Avec cette vivacité étrange et gauche qui lui était propre, Herne exprima en mots simples le fond de sa pensée :

— Vous êtes infirmière, vous n’êtes pas religieuse.

Elle sourit :

— Vous ne connaissez pas grand’chose à la vie religieuse, si vous pensez que c’est la fin naturelle d’une histoire — d’une histoire comme la nôtre. Croyez-moi, rien n’est plus faux que cette notion sentimentale qu’on embrasse la vie religieuse comme un pis-aller.

— Voulez-vous dire vraiment que…

— Je veux dire que je n’ai jamais cessé de penser qu’un jour je pourrais être votre pis-aller… Il me semble avoir toujours cru que vous me retrouveriez.

Après une courte pause, elle continua :

— Nous n’avons pas à nous souvenir de notre ancien différend. Mon père était moins à blâmer que vous ne le croyiez, plus à blâmer que je ne le croyais, mais ce n’est ni à vous ni à moi de le juger. Et ce n’est pas lui qui a fait le vrai mal dont tous ces maux sont issus.

— Je comprends bien cela, dit-il. J’avais commencé à le comprendre, en lisant l’histoire. Mais dans toute l’histoire, il n’y a rien de si noble que vous et ce que vous avez fait. Vous êtes le plus grand des personnages historiques et les érudits feront de vous une figure légendaire.

— C’est Olive qui a compris la première, dit-elle. Elle a tout vu dans un éclair, un éclair de clair de lune, comme elle dit. Je n’ai pu que m’en aller et débrouiller ces choses lentement, lourdement, à moi toute seule : mais j’y suis arrivée enfin.

— Voulez-vous dire, demanda Michaël, qu’Olive Ashley aussi en est arrivée là ?

— Oui, répondit-elle ; et, chose singulière, cela ne semble pas du tout contrarier John Braintree ; ils sont mariés maintenant et paraissent d’accord sur presque tous les points. Je me demande vraiment s’il y avait de quoi diviser tant de braves gens autrefois.

— Je le savais, dit-il. Tout le monde s’est marié… Cela m’a fait sentir davantage mon isolement depuis quelque temps.

— Le Singe lui-même est marié, m’a-t-on dit. C’est vraiment la fin du monde ! À moins que ce n’en soit le commencement. Il y a une chose certaine, quoiqu’elle fasse rire bien des gens : chaque fois que les moines reviennent, le mariage redevient en honneur.

— Il est retourné au bord de la mer et a épousé la fille du Docteur Hendry, expliqua Michaël Herne d’un air détaché. Nous nous sommes séparés par une sorte de consentement tacite à Seawood Abbey, Il est parti vers l’Ouest et moi vers l’Est. J’ai eu à vous chercher seul — et j’étais vraiment bien seul.

— Vous dites : « j’étais », fit-elle avec un sourire. Et soudain, ils s’avancèrent l’un vers l’autre et se rencontrèrent, comme ils avaient fait autrefois dans le jardin… Le silence autour d’eux était rempli de bien des choses.

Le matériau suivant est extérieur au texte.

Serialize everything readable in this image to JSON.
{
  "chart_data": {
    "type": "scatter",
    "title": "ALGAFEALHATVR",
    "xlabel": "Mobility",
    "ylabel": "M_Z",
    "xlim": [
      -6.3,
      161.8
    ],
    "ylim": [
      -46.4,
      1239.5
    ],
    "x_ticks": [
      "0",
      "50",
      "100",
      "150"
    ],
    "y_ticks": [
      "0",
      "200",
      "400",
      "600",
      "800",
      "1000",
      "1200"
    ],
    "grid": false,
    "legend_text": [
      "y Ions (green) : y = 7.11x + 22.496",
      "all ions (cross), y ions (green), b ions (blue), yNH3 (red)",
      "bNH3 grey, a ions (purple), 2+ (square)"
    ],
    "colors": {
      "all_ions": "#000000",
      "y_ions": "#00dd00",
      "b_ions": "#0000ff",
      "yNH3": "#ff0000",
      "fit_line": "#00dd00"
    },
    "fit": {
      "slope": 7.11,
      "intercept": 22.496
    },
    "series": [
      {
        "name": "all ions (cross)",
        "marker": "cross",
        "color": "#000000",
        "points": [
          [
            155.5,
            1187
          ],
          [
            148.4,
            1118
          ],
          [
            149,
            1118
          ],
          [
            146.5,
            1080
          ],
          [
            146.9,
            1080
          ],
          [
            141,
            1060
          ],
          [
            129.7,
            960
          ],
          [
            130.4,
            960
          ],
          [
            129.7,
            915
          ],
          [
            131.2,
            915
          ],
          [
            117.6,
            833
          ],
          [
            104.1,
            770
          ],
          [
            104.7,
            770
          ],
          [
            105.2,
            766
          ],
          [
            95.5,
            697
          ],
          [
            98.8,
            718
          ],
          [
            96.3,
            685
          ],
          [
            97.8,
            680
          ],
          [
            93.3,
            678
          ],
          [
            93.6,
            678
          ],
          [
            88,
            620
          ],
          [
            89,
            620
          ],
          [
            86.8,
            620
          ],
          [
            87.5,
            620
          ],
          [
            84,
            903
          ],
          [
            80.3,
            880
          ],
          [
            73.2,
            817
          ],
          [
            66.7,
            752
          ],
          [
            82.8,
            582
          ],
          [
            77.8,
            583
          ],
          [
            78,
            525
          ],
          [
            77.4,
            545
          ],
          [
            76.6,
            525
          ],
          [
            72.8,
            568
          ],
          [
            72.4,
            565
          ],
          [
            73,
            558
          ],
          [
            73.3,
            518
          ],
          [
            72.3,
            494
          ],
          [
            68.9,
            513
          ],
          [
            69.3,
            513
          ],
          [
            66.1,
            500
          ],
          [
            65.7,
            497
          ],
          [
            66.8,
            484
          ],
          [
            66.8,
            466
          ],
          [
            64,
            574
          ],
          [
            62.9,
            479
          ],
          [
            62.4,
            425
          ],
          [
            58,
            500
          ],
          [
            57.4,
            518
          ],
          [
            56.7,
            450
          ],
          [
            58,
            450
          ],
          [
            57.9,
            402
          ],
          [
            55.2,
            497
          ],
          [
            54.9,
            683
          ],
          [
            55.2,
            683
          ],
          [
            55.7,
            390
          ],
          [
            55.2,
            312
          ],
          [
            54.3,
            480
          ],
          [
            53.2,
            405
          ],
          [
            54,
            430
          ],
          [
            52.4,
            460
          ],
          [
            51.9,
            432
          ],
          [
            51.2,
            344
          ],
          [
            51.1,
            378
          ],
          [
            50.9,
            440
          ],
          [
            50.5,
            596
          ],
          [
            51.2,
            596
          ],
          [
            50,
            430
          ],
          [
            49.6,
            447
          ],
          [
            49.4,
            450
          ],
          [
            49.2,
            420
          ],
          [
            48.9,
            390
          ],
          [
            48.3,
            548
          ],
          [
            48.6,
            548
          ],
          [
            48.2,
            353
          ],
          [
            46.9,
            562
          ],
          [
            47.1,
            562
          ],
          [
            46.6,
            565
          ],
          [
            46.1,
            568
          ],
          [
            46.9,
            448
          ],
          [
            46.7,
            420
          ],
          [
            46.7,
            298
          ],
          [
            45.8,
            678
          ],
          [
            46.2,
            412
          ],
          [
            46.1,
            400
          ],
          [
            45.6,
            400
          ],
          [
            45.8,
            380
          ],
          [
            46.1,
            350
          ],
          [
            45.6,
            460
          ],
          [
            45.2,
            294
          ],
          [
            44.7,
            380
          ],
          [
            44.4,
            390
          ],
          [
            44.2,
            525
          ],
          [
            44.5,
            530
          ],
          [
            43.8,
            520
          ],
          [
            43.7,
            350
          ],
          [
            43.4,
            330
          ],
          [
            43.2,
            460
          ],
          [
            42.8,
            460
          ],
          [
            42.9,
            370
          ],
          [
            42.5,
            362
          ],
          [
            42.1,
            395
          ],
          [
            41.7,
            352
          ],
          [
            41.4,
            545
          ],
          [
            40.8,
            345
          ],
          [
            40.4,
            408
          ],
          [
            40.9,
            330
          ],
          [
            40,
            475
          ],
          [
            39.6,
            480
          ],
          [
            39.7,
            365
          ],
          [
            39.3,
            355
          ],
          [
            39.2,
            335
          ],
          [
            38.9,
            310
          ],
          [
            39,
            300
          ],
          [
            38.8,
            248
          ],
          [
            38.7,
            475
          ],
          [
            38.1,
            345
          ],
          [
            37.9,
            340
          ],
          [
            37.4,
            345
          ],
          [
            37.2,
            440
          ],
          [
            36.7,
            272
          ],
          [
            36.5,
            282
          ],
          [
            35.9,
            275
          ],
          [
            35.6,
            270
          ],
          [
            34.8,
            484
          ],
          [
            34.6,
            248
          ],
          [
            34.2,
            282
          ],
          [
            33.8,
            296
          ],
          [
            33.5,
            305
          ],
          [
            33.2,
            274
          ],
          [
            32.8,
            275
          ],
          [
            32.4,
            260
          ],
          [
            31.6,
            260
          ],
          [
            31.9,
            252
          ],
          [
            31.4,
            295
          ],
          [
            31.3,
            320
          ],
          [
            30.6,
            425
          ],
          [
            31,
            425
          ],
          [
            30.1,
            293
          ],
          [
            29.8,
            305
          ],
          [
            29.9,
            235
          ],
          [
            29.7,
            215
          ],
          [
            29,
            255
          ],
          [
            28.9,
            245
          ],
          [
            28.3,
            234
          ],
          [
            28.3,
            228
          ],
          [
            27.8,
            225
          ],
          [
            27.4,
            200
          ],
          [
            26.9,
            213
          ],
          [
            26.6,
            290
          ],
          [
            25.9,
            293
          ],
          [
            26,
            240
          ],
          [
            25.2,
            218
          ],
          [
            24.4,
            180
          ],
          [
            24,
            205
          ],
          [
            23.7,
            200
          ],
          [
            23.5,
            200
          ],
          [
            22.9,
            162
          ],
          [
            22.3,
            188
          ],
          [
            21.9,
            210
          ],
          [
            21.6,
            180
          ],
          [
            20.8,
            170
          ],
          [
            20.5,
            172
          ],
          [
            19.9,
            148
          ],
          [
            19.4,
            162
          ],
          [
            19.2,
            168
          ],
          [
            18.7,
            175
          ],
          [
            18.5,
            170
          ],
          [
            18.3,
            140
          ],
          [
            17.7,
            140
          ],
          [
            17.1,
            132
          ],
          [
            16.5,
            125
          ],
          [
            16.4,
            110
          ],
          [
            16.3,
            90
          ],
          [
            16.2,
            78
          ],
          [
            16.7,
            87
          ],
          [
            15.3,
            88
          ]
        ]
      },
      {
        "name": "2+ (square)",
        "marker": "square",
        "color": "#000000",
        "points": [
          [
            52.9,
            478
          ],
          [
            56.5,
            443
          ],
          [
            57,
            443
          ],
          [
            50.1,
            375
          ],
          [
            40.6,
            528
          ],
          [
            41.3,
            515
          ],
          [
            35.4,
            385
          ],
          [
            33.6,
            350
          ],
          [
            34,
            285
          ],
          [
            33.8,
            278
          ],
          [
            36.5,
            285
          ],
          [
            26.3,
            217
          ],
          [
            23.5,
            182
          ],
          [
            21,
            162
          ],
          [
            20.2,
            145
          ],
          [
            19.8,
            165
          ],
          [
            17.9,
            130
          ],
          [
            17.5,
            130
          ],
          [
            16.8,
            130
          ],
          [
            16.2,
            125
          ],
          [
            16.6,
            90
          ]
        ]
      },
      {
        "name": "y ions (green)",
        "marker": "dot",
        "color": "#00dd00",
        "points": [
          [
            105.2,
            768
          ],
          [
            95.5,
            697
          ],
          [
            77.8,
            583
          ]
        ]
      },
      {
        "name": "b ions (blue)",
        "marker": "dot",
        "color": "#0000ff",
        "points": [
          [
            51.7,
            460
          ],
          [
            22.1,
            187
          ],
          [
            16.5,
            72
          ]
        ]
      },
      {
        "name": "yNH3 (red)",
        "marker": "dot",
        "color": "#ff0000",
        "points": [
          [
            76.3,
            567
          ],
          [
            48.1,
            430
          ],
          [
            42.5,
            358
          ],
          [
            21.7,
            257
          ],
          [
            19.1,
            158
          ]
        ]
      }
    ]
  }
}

Il le rompit en disant tout d’un coup, à sa manière brusque et gauche :

— Je suppose que je suis hérétique.

— Nous nous occuperons de cela, dit-elle avec une magnifique sérénité.

Les pensées de Herne retournèrent distraitement vers la lointaine causerie qu’il avait eue avec Archer sur l’hérésie albigeoise et sur les conversions et leurs suites. Il resta un moment à battre la campagne. Puis, dans la rue étroite où brûlait la lanterne multicolore, eut lieu une chose nouvelle, surprenante, une chose qu’on n’avait jamais vue parmi les événements les plus abracadabrants de sa carrière : Michaël Herne rit. Pour la première fois de sa vie, il vit une plaisanterie à faire, et la fit délibérément. D’ailleurs, elle était telle que personne ne devait sans doute jamais la comprendre :

— Eh ! bien… « iit in matrimonium ».